Mirror Mirror is yet another retelling of the classic Snow White fairy tale, utilizing many of the conceits and aesthetics of the Disney version (you’ll see them — they aren’t subtle). We begin in one of several failed attempts at subversion of cliches, as we focus on the Evil Queen, played by Julia Roberts (Closer, Ocean’s Eleven), who has somehow gotten rid of the old king (Sean Bean, not quite as dead as you’d suspect), and now ruling over that bizarre sort of kingdom that simultaneously has dozens of wealthy nobles and a single village of poor people. Snow White, played by Lily Collins (The Blind Side), is the true heir to the throne, of course, and is vaguely sweet, pleasant, and archetypally virginal without really having much of a personality. While she suffers under the yoke of her wicked stepmother, Prince Alcott, played by Armie Hammer (The Social Network), has been robbed by seven brigands, who happen to be dwarves (surprise! And they’re played by several well known character actors, such as Jordan Prentice, Danny Woodburn, Martin Klebba, and Ronald Lee Clark).

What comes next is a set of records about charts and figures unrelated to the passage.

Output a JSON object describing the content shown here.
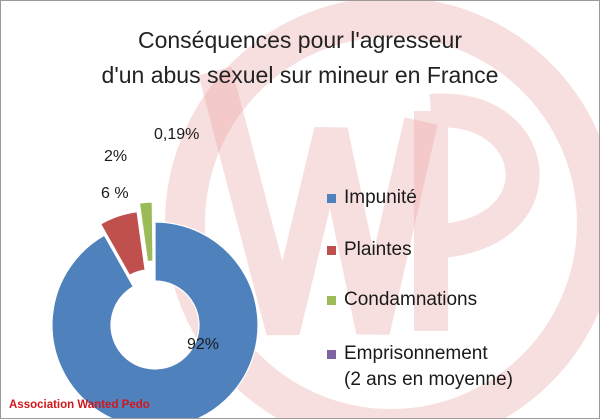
{
  "title_lines": [
    "Conséquences pour l'agresseur",
    "d'un abus sexuel sur mineur en France"
  ],
  "brand": "Association Wanted Pedo",
  "watermark": {
    "icon": "wp-logo",
    "color": "#e8a0a0"
  },
  "chart_data": {
    "type": "pie",
    "title": "Conséquences pour l'agresseur d'un abus sexuel sur mineur en France",
    "categories": [
      "Impunité",
      "Plaintes",
      "Condamnations",
      "Emprisonnement\n(2 ans en moyenne)"
    ],
    "values": [
      92,
      6,
      2,
      0.19
    ],
    "data_labels": [
      "92%",
      "6 %",
      "2%",
      "0,19%"
    ],
    "colors": [
      "#4f81bd",
      "#c0504d",
      "#9bbb59",
      "#8064a2"
    ],
    "legend_position": "right",
    "donut": true,
    "exploded": true
  }
}
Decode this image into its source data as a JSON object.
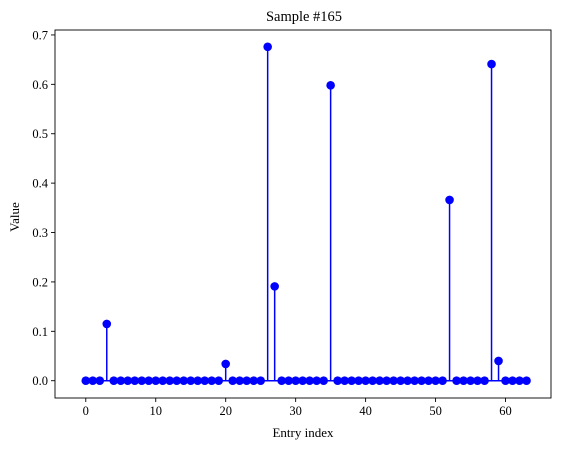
{
  "chart_data": {
    "type": "stem",
    "title": "Sample #165",
    "xlabel": "Entry index",
    "ylabel": "Value",
    "xlim": [
      -4.4,
      66.5
    ],
    "ylim": [
      -0.035,
      0.71
    ],
    "xticks": [
      0,
      10,
      20,
      30,
      40,
      50,
      60
    ],
    "yticks": [
      0.0,
      0.1,
      0.2,
      0.3,
      0.4,
      0.5,
      0.6,
      0.7
    ],
    "grid": false,
    "color": "#0000ff",
    "series": [
      {
        "x": [
          0,
          1,
          2,
          3,
          4,
          5,
          6,
          7,
          8,
          9,
          10,
          11,
          12,
          13,
          14,
          15,
          16,
          17,
          18,
          19,
          20,
          21,
          22,
          23,
          24,
          25,
          26,
          27,
          28,
          29,
          30,
          31,
          32,
          33,
          34,
          35,
          36,
          37,
          38,
          39,
          40,
          41,
          42,
          43,
          44,
          45,
          46,
          47,
          48,
          49,
          50,
          51,
          52,
          53,
          54,
          55,
          56,
          57,
          58,
          59,
          60,
          61,
          62,
          63
        ],
        "values": [
          0,
          0,
          0,
          0.115,
          0,
          0,
          0,
          0,
          0,
          0,
          0,
          0,
          0,
          0,
          0,
          0,
          0,
          0,
          0,
          0,
          0.034,
          0,
          0,
          0,
          0,
          0,
          0.676,
          0.191,
          0,
          0,
          0,
          0,
          0,
          0,
          0,
          0.598,
          0,
          0,
          0,
          0,
          0,
          0,
          0,
          0,
          0,
          0,
          0,
          0,
          0,
          0,
          0,
          0,
          0.366,
          0,
          0,
          0,
          0,
          0,
          0.641,
          0.04,
          0,
          0,
          0,
          0
        ]
      }
    ]
  }
}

Of course, soon the Queen, vain and worried about her beauty, plots to marry the rich Prince, but that means killing Snow White. But when Brighton (Nathan Lane) fails to kill her, she finds herself with the dwarves. And etc. This isn’t a movie that is unpredictable. It tries to be original a few times, a valiant set of efforts, but falls short. Mirror Mirror tries to toss in some female empowerment, but at the same time infantilizes Snow White and villainizes the very concept of women growing older. Some funny jokes are tossed in, including a few slightly risque ones (nothing too bad), but then it attempts to have an emotional moment about their “true love” romance that is hours old.

It’s a movie that’s both rushed and overlong, but it keeps throwing things at you fast enough that you or your kids might not notice. Some of the imagery tries to be clever, but ends up being obvious and too “on the nose.” The movie isn’t bad, per se, but it’s not that good either. Really, it’s just fine. Could be a lot worse.

Photo Credit: Relativity Media

6 Responses to “Mirror Mirror – You could say it’s “fair,” all right”

March 30, 2012 at 12:23 AM

It’s interesting how much they’re playing up the “family film” aspect in the movie’s marketing … me thinks its to differentiate it from that other, darker Snow White movie coming out.

March 30, 2012 at 1:06 AM

I think it’s family friendly enough (there were a lot of young girls dressed in princess outfits at my screening), but I agree with Jeremy — it’s just kinda bland as far as story goes. Of course, Tarsem goes overboard on the visuals with the sets and costumes, and Julia Roberts does seem to enjoy playing “evil” for once, but after seeing this I’m more interested in the next Snow White movie (even though I find Kristen Stewart to be about as bland as this movie was).

March 30, 2012 at 4:00 PM

Most folks seem to agree with us – plus we had plenty of tiaras at my screening too. I found the obvious utilizing of trope subversion (often not working) and shoutouts a bit tiresome in the end, but it’s fine for kids.

March 30, 2012 at 2:41 PM

Call me old-fashioned.. but I prefer the original to these new remakes of

classic stories.

March 30, 2012 at 3:57 PM

The original Snow White and the Seven Dwarves was one of the first movies I saw as a kid, and although I didn’t understand all of it at the time, it stayed with me.

March 30, 2012 at 2:41 PM

Call me old-fashioned…but I prefer the original of these onetime classics.